Melting (solid→liquid), Freezing (liquid→solid), Boiling/Evaporating (liquid→gas), Condensing (gas→liquid), Sublimating (solid→gas directly, e.g. dry ice)."

"What is internal energy?

The TOTAL kinetic energy AND potential energy of all the particles (atoms and molecules) that make up a system."

"What does heating a substance do to its internal energy?

Heating INCREASES the internal energy — the particles gain energy. This either: 1) raises the temperature, OR 2) causes a change of state. (Not both at the same time.)"

"What is the equation for specific heat capacity?

Change in thermal energy = mass × specific heat capacity × temperature change. ΔE = m × c × Δθ. ΔE in joules (J), m in kg, c in J/kg°C, Δθ in °C."

"Define specific heat capacity.

The amount of energy needed to raise the temperature of 1 kg of a substance by 1°C. Units: J/kg°C."

"What does a HIGH specific heat capacity mean?

The substance needs a LOT of energy to heat up by 1°C — and stores a lot of energy. (E.g. water has a high SHC — that's why it's used in central heating and takes ages to boil.)"

"What is latent heat?

The energy needed for a substance to change state — WITHOUT changing temperature. (The energy goes into breaking the bonds between particles, not into making them move faster.)"

"Define specific latent heat.

The amount of energy needed to change the state of 1 kg of a substance with NO change in temperature. Units: J/kg."

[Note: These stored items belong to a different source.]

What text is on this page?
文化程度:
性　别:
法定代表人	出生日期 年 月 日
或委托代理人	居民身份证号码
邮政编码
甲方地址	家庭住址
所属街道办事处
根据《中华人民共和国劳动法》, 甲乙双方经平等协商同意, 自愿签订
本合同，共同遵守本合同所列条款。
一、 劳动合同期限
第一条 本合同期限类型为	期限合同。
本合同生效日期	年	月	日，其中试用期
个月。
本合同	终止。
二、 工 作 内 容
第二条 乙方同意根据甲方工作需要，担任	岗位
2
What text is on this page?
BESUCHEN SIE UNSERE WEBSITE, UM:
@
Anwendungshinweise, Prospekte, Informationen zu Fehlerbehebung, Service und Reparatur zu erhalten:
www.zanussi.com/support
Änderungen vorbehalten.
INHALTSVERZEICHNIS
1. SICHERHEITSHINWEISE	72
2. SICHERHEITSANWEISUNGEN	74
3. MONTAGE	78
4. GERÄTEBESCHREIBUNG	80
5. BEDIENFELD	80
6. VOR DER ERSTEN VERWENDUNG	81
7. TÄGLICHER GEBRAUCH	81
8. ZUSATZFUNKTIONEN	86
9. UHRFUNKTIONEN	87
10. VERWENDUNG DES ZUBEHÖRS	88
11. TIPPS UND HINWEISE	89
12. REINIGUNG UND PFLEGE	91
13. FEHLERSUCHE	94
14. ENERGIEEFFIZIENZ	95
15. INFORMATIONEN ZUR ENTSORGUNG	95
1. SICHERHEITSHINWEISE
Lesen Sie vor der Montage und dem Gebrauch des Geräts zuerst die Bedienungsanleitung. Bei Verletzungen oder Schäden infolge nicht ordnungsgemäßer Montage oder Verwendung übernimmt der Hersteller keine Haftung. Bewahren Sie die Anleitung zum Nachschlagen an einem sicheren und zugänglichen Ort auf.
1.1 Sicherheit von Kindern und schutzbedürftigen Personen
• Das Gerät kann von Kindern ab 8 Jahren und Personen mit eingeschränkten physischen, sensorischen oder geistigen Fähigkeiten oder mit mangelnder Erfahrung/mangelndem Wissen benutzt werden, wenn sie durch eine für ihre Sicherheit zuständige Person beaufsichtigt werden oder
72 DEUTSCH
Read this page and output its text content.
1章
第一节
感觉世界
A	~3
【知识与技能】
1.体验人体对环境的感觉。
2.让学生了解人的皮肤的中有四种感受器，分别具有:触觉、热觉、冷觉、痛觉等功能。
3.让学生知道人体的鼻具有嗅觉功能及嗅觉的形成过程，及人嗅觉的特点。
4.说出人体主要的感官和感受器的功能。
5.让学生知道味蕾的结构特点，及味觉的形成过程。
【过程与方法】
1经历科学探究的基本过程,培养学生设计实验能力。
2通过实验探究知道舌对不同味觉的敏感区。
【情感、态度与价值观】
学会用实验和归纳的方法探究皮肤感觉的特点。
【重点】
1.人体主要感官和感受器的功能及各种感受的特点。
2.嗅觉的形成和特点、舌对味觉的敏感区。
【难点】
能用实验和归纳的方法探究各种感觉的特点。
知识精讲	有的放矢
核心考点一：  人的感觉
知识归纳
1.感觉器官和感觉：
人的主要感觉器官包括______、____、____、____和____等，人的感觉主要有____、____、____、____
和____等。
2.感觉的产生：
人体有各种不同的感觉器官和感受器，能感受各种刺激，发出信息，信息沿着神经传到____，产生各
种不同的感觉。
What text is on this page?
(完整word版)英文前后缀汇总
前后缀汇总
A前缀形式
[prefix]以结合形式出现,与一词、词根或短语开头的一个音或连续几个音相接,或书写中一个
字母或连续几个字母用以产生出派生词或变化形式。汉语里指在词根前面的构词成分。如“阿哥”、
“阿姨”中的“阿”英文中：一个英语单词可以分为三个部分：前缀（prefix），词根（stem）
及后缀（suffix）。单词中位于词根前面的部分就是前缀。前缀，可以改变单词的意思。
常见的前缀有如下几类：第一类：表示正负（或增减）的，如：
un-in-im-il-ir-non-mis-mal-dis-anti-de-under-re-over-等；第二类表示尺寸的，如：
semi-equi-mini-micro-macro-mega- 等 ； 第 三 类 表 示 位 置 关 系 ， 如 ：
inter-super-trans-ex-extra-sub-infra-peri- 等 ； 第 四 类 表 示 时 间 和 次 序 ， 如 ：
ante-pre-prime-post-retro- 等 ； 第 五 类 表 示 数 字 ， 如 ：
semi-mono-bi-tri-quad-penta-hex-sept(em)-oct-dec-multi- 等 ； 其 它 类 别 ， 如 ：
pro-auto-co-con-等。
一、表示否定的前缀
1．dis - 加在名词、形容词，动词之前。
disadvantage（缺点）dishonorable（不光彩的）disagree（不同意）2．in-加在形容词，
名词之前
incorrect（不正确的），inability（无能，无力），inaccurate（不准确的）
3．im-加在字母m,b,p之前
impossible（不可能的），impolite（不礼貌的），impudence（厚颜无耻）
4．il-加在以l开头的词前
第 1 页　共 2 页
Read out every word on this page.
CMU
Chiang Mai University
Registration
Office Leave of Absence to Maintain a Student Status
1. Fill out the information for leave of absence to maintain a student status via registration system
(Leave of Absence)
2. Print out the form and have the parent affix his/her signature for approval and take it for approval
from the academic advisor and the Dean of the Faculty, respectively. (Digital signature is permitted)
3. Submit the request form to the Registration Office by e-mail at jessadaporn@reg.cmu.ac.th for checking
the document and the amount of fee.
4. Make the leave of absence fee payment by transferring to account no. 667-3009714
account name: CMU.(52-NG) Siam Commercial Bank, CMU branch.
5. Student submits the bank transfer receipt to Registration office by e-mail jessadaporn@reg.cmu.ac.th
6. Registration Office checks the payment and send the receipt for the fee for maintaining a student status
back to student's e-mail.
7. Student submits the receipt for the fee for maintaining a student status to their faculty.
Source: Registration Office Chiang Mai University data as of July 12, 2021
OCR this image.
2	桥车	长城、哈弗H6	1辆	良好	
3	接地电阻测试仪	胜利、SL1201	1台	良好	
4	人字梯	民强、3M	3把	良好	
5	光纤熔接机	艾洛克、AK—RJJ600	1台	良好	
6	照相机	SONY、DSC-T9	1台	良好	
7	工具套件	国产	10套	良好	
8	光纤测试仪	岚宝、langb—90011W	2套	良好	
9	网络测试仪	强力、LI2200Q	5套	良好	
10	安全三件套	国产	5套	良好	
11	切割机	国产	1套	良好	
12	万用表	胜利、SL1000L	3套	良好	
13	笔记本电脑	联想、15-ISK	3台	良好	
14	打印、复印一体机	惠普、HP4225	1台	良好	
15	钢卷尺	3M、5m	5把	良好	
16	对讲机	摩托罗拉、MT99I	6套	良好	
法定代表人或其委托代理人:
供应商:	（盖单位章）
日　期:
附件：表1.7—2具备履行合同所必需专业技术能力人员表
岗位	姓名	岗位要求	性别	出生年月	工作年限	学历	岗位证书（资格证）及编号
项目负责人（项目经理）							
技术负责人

"What is the equation for energy needed for a change of state?

Energy = mass × specific latent heat. E = m × L. E in joules (J), m in kg, L in J/kg."

"What's the difference between specific latent heat of FUSION and VAPORISATION?

Fusion = energy to change SOLID to LIQUID (melting). Vaporisation = energy to change LIQUID to GAS (boiling). Vaporisation needs more energy (gas particles need much more separation)."

"On a heating/cooling graph, why are there FLAT sections?

Those are changes of state. During a change of state, energy goes into breaking particle bonds (latent heat), NOT into raising temperature — so the temperature stays constant while energy is being added."

"What's the difference between specific heat capacity and specific latent heat?

SHC: energy to change the TEMPERATURE of a substance (no state change). SLH: energy to change the STATE of a substance (no temperature change). Both apply to 1 kg."

"How are gas particles moving?

In constant RANDOM motion — in all directions, at a range of speeds."

"What does the TEMPERATURE of a gas represent?

The AVERAGE KINETIC ENERGY of its particles. Higher temperature → particles moving faster on average."

"What happens to gas pressure if temperature increases (at constant volume)?

Pressure INCREASES. Higher temperature → particles move faster → they hit the walls of the container more often AND harder → more force per unit area → higher pressure."

"How does a gas exert pressure on its container?

Gas particles collide with the container walls. Each collision exerts a tiny force at right angles to the wall. Pressure = total force per unit area from all these collisions."

"What is the equation for a gas at constant temperature?

Pressure × volume = constant. pV = constant. Pressure in pascals (Pa), volume in m³. (So p₁V₁ = p₂V₂.)"

"If you DOUBLE the volume of a gas (at constant temperature), what happens to its pressure?

Pressure HALVES. They are inversely proportional — pV stays constant. Bigger volume → particles spread out → fewer collisions with the walls per second."

"Why does squeezing a gas (decreasing its volume) INCREASE its pressure?

Particles are in a smaller space, so they hit the walls of the container MORE OFTEN. Same force per collision but more collisions per second → higher pressure. (Note: this assumes temperature is constant.)"

"What is 'work done' on a gas?

The transfer of energy by a force. When you push a piston in (compress a gas), you do work on the gas — transferring energy to it."

"What happens to a gas when work is done on it (e.g. compressing with a bike pump)?

The INTERNAL ENERGY of the gas increases — which usually causes the TEMPERATURE to rise. (That's why a bike pump gets warm when you pump quickly — you're doing work on the gas and it heats up.)"

"Why does a bicycle pump get warm when you use it?

You're doing WORK on the gas by compressing it. This increases its internal energy, raising its temperature. The warm gas heats the pump walls."